Sepulang kerja tadi, tak sabar ingin segera bertemu dengan Rendra, namun aku juga tak bisa mengabaikan kehamilanku yang sudah menginjak bulan keenam. Aku sayang pada Rendra juga janin yang sedang kukandung.
Tak perlu menunggu lama hingga taksi pesananku datang. Taksi bergerak pelan membelah kemacetan kota, waktu terbuang sia-sia. Begitupun ketika sampai di Rumah Sakit, dokter terlambat ke ruang praktek. Dari informasi yang kuperoleh, dia sedang ada pasien melahirkan. Bukan suatu hal yang patut dibesar-besarkan karena aku pernah berada di posisi pasien tersebut. Aku harus memaafkannya.
“Kakak” Sambutku antusias dan menghambur memeluk putraku yang semakin kurus. Aku menciuminya sedih.

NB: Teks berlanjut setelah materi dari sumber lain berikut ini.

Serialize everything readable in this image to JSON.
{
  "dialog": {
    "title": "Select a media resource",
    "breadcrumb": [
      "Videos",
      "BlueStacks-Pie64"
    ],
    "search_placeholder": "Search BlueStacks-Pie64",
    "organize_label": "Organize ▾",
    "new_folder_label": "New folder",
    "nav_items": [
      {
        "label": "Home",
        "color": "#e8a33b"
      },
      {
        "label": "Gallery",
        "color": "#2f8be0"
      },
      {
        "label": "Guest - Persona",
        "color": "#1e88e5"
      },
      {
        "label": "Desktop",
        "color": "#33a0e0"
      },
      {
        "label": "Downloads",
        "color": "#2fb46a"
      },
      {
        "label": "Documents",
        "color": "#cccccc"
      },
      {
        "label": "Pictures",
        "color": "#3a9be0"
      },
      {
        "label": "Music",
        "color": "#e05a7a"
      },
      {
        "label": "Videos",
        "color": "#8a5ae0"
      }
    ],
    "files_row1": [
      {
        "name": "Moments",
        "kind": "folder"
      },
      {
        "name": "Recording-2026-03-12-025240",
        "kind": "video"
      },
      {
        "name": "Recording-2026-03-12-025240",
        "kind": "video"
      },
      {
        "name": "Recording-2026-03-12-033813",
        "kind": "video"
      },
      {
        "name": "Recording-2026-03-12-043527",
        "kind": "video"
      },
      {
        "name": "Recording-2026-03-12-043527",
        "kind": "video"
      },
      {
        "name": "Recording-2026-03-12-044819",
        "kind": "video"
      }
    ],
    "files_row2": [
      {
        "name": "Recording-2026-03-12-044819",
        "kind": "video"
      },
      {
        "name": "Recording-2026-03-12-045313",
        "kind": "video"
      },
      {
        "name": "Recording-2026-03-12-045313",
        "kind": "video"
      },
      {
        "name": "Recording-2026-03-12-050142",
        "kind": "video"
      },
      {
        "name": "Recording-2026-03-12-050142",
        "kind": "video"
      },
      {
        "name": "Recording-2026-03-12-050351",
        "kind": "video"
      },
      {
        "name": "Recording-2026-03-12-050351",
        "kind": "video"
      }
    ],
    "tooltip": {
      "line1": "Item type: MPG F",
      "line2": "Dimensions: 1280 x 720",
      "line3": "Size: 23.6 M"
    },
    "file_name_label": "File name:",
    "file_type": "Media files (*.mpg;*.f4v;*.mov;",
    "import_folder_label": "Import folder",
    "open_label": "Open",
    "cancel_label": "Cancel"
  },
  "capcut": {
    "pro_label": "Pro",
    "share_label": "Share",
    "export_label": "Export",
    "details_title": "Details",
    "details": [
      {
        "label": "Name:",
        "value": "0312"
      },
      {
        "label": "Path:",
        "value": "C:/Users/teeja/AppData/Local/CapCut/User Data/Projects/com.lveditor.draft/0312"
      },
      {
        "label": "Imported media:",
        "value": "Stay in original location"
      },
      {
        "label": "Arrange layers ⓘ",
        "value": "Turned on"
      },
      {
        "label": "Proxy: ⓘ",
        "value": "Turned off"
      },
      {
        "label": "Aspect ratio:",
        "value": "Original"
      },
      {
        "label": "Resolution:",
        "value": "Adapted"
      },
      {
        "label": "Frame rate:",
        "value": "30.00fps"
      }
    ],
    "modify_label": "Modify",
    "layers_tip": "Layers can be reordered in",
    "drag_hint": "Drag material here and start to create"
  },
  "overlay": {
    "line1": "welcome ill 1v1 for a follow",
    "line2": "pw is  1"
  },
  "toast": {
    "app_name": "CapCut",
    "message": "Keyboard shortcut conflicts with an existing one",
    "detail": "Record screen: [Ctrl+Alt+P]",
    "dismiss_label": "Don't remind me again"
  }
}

Suamiku melakukan hal yang sama setelahnya. Hanya saja dia tidak sampai meneteskan air mata. Rendra terlihat mengantuk, sepertinya karena lelah bermain atau jangan-jangan lelah menangisiku selama dua hari. Jarak antara rumah kami —kantorku— tempat tinggal Ibu sebenarnya tak terlalu jauh. Namun kota ini tak selengang ketika aku datang merantau tujuh tahun lalu. Semua terasa menyesakkan.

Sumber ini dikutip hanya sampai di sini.